FanPost

Prospectin' Season Continues: My Top 25

Last week Fla-Giant gave us his top 44 prospects list, and now its my turn to reveal who I like in the Giants' system.  Fla does a top 44 list in homage to Willie McCovey; I'm of a younger generation so my list will reference the one Giant that dominates my childhood memories.

Procedural note: all ages I reference refer to their age during the season just completed.  Ages are measured from June 30 of each year.

Without further ado, and in reverance to Barry Lamar Bonds, here are my top 25 Giants' prospects.

 

1. Gary Brown, CF, age 22 (grade A-): Brown killed it in San Jose this year to the tune of .336/.407/.519, good for a 140 wRC+.  One big concern for him coming into the season was his plate discipline, but then he managed a 7.2% walk rate, which is perfectly acceptable.  By all reports he plays a sublime center field, and his tendency to hit doubles and triples will help mitigate the poor offensive environment of Richmond, which tends to depress home runs first and foremost.  He'll start next year in double-A and a September call-up is not out of the question, however unlikely.

2. Tommy Joseph, C, age 19 (grade B+): I love me some Tommy Joseph.  The 19-year-old started off the season slow in high-A before really turning it on in the second half, hitting for a .921 OPS after the All-Star break.  His 5.2% walk rate is a point of concern, but his .198 ISO is encouraging.  Double-A will be a huge test for him, as he'll be one of the youngest players in the league.  His defense appears to be good enough to stick behind the plate, and he threw out 37% of baserunners this season.

3. Joe Panik, 2B/SS, age 20 (grade B+): I was very impressed with Panik's debut this season at low-A Salem Keizer.  In 304 plate appearances, he hit for a 144 wRC+ with more walks than strikeouts.  A .126 ISO leaves a bit to be desired, but I think Panik is going to advance very quickly through the system and we could see his debut as early as September 2013.  His defensive position is still a bit of a question mark.  He played shortstop all season in low-A, but then played second base in the AFL.  He'll likely get one more shot to see if he can stick at short, but second base is his most likely destination.

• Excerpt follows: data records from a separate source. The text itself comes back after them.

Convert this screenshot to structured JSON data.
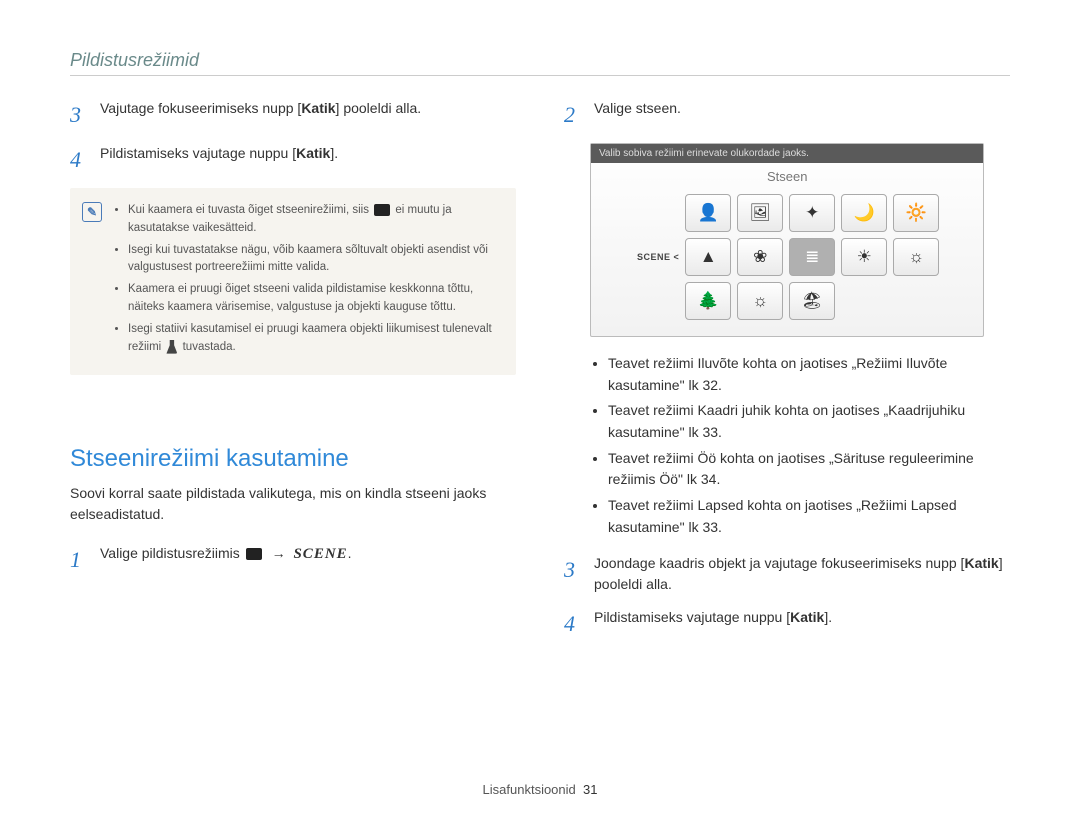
{
  "header": {
    "title": "Pildistusrežiimid"
  },
  "left": {
    "steps": {
      "s3": {
        "num": "3",
        "text_a": "Vajutage fokuseerimiseks nupp [",
        "bold": "Katik",
        "text_b": "] pooleldi alla."
      },
      "s4": {
        "num": "4",
        "text_a": "Pildistamiseks vajutage nuppu [",
        "bold": "Katik",
        "text_b": "]."
      }
    },
    "notes": {
      "n1a": "Kui kaamera ei tuvasta õiget stseenirežiimi, siis ",
      "n1b": " ei muutu ja kasutatakse vaikesätteid.",
      "n2": "Isegi kui tuvastatakse nägu, võib kaamera sõltuvalt objekti asendist või valgustusest portreerežiimi mitte valida.",
      "n3": "Kaamera ei pruugi õiget stseeni valida pildistamise keskkonna tõttu, näiteks kaamera värisemise, valgustuse ja objekti kauguse tõttu.",
      "n4a": "Isegi statiivi kasutamisel ei pruugi kaamera objekti liikumisest tulenevalt režiimi ",
      "n4b": " tuvastada."
    },
    "section": {
      "title": "Stseenirežiimi kasutamine",
      "intro": "Soovi korral saate pildistada valikutega, mis on kindla stseeni jaoks eelseadistatud.",
      "step1": {
        "num": "1",
        "text": "Valige pildistusrežiimis ",
        "arrow": "→",
        "scene": "SCENE",
        "dot": "."
      }
    }
  },
  "right": {
    "step2": {
      "num": "2",
      "text": "Valige stseen."
    },
    "screenshot": {
      "bar": "Valib sobiva režiimi erinevate olukordade jaoks.",
      "title": "Stseen",
      "side": "SCENE <",
      "icons": {
        "r1": [
          "👤",
          "🖼",
          "✦",
          "🌙",
          "🔆"
        ],
        "r2": [
          "▲",
          "❀",
          "≣",
          "☀",
          "☼"
        ],
        "r3": [
          "🌲",
          "☼",
          "🏖",
          "",
          ""
        ]
      }
    },
    "bullets": {
      "b1": "Teavet režiimi Iluvõte kohta on jaotises „Režiimi Iluvõte kasutamine\" lk 32.",
      "b2": "Teavet režiimi Kaadri juhik kohta on jaotises „Kaadrijuhiku kasutamine\" lk 33.",
      "b3": "Teavet režiimi Öö kohta on jaotises „Särituse reguleerimine režiimis Öö\" lk 34.",
      "b4": "Teavet režiimi Lapsed kohta on jaotises „Režiimi Lapsed kasutamine\" lk 33."
    },
    "step3": {
      "num": "3",
      "text_a": "Joondage kaadris objekt ja vajutage fokuseerimiseks nupp [",
      "bold": "Katik",
      "text_b": "] pooleldi alla."
    },
    "step4": {
      "num": "4",
      "text_a": "Pildistamiseks vajutage nuppu [",
      "bold": "Katik",
      "text_b": "]."
    }
  },
  "footer": {
    "label": "Lisafunktsioonid",
    "page": "31"
  }
}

4. Kyle Crick, RHP, age 18 (grade B): Crick only got 7 innings of work this season since he signed very close to the August 15th deadline, then headed to the Arizona Instructional League for a little post-season work.  He reminds me a lot of Matt Cain: drafted out of a southern high school, with an easy delivery that can pump the fastball up into the mid-90s.  He's relatively new to pitching so he'll probably take a decent amount of development time, but he's got the future of a #2 or maybe even a #1.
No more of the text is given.